Well, I finally managed to rent the rest of the episodes (had to drive all the way to Japantown to find them!) and just finished watching them all.
Spoilers here if the series hasn’t already been spoiled for you!
So on the whole I liked it very much, but count me in with the hated-the-last-two-episodes camp. It’s just an enormous cop-out – artfully done, but a cop-out all the same. The recurring line is that “the show was never about Angel battles to start with; it was about the characters.” Right, we get that, it was apparent all along and was handled much more effectively in the earlier episodes. Is it supposed to be just a coincidence that the last 2 eps are mostly pencil drawings, shots of text against a black screen, closeups of storyboards, still frames, etc.? I don’t know anything about the actual production of the series, but it’s obvious to me that they ran out of time and/or money to do the ending of the show justice.
It’s irritating to read attempts to rationalize it as something more than that. My problem with the ending isn’t that it was too obtuse or confusing, it’s that it was too simple – it’s all grade-school psychoanalysis that expresses nothing that wasn’t already more effectively said in an earlier episode. In the second episode, when Shinji remembers his first battle, when Unit 01 went into berserk mode and Shinji saw the eye of the Evangelion staring back at him, that all said so much more and said it more effectively than two episodes’ worth of “What am I? Am I you? Am I happy? Is this reality?” and such babble. It just all feels like cheesy anime trying to look “deep,” which is frustrating because the rest of the series actually is pretty deep.
To be honest, none of the characters are all that complex – they all have one big neurosis or character flaw that they keep going over again and again. But the reason the show worked so well is because it used all the conventional anime stuff – giant robot battles, hot barely-dressed cartoon women, secret post-apocalyptic government conspiracies – to explore their neuroses. When you take all that away, and just “go into the mind of one of the characters,” it just exposes how shallow the whole thing is.
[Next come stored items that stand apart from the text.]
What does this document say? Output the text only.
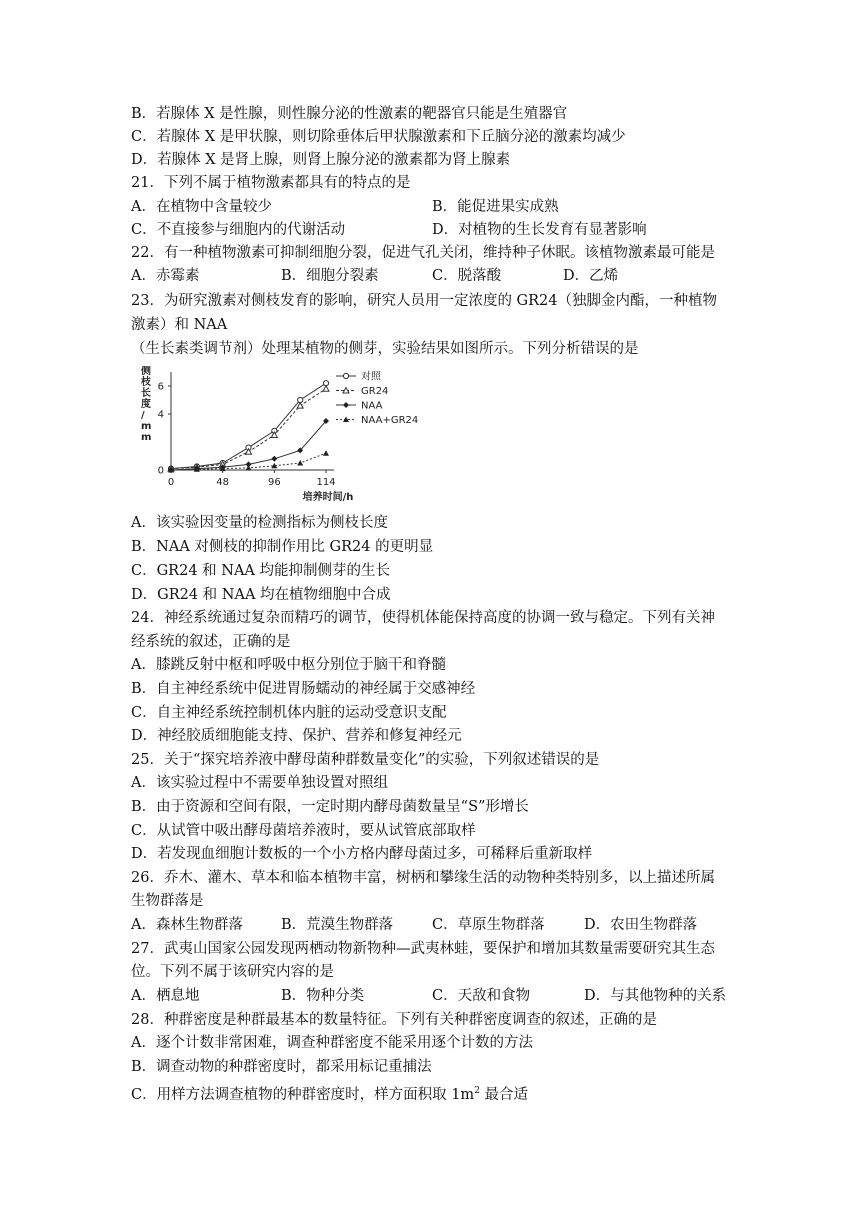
B．若腺体 X 是性腺，则性腺分泌的性激素的靶器官只能是生殖器官
C．若腺体 X 是甲状腺，则切除垂体后甲状腺激素和下丘脑分泌的激素均减少
D．若腺体 X 是肾上腺，则肾上腺分泌的激素都为肾上腺素
21．下列不属于植物激素都具有的特点的是
A．在植物中含量较少	B．能促进果实成熟
C．不直接参与细胞内的代谢活动	D．对植物的生长发育有显著影响
22．有一种植物激素可抑制细胞分裂，促进气孔关闭，维持种子休眠。该植物激素最可能是
A．赤霉素	B．细胞分裂素	C．脱落酸	D．乙烯
23．为研究激素对侧枝发育的影响，研究人员用一定浓度的 GR24（独脚金内酯，一种植物
激素）和 NAA
（生长素类调节剂）处理某植物的侧芽，实验结果如图所示。下列分析错误的是
侧枝长度/ m m
0
4
6
0	48	96	114
培养时间/h
对照
GR24
NAA
NAA+GR24
A．该实验因变量的检测指标为侧枝长度
B．NAA 对侧枝的抑制作用比 GR24 的更明显
C．GR24 和 NAA 均能抑制侧芽的生长
D．GR24 和 NAA 均在植物细胞中合成
24．神经系统通过复杂而精巧的调节，使得机体能保持高度的协调一致与稳定。下列有关神
经系统的叙述，正确的是
A．膝跳反射中枢和呼吸中枢分别位于脑干和脊髓
B．自主神经系统中促进胃肠蠕动的神经属于交感神经
C．自主神经系统控制机体内脏的运动受意识支配
D．神经胶质细胞能支持、保护、营养和修复神经元
25．关于“探究培养液中酵母菌种群数量变化”的实验，下列叙述错误的是
A．该实验过程中不需要单独设置对照组
B．由于资源和空间有限，一定时期内酵母菌数量呈“S”形增长
C．从试管中吸出酵母菌培养液时，要从试管底部取样
D．若发现血细胞计数板的一个小方格内酵母菌过多，可稀释后重新取样
26．乔木、灌木、草本和临本植物丰富，树柄和攀缘生活的动物种类特别多，以上描述所属
生物群落是
A．森林生物群落	B．荒漠生物群落	C．草原生物群落	D．农田生物群落
27．武夷山国家公园发现两栖动物新物种—武夷林蛙，要保护和增加其数量需要研究其生态
位。下列不属于该研究内容的是
A．栖息地	B．物种分类	C．天敌和食物	D．与其他物种的关系
28．种群密度是种群最基本的数量特征。下列有关种群密度调查的叙述，正确的是
A．逐个计数非常困难，调查种群密度不能采用逐个计数的方法
B．调查动物的种群密度时，都采用标记重捕法
C．用样方法调查植物的种群密度时，样方面积取 $1m^2$ 最合适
Compare it to Cowboy Bebop, which managed to hit on a lot of the same themes – how people are afraid or unable to connect with each other, how your identity is defined by the people around you – without coming right out and saying them, and while still being action-oriented and genuinely funny as well.
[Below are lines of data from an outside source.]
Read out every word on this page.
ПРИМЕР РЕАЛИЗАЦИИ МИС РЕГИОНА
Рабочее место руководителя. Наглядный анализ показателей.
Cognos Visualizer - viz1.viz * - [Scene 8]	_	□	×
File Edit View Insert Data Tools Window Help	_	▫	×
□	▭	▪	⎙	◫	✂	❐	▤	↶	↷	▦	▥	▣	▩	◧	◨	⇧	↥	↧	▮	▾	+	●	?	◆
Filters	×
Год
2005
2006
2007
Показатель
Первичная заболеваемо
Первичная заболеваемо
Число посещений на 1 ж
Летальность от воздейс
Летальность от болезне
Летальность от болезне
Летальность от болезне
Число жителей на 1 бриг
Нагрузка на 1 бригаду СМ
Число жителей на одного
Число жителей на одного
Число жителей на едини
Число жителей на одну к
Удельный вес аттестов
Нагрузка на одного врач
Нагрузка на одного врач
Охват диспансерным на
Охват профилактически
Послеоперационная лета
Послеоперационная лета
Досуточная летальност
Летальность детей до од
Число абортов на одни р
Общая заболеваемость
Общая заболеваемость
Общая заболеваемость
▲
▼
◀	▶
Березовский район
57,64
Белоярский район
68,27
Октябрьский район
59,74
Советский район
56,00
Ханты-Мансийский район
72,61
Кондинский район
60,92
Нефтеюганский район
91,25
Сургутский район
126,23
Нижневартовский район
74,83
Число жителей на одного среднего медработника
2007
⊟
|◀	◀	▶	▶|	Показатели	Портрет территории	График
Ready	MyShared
Still, I liked it a lot. The entire episode in which Unit 04 attacks, I watched with my mouth hanging open just thinking, “This is so bad-ass!” I just think I’d have liked it better if they’d stopped at episode 24, or at least waited until the release of a movie.
And in retrospect, I shouldn’t have made such a big deal about the spoilers. I think that the 5-year rule applies, and on top of that, it’s my own fault for going into a thread marked “Neon Genesis Evangelion,” one of the most talked-about anime series ever, and then getting upset when people are talking about the series. I was wrong. I hate myself. But who am I? What am I? Am I you?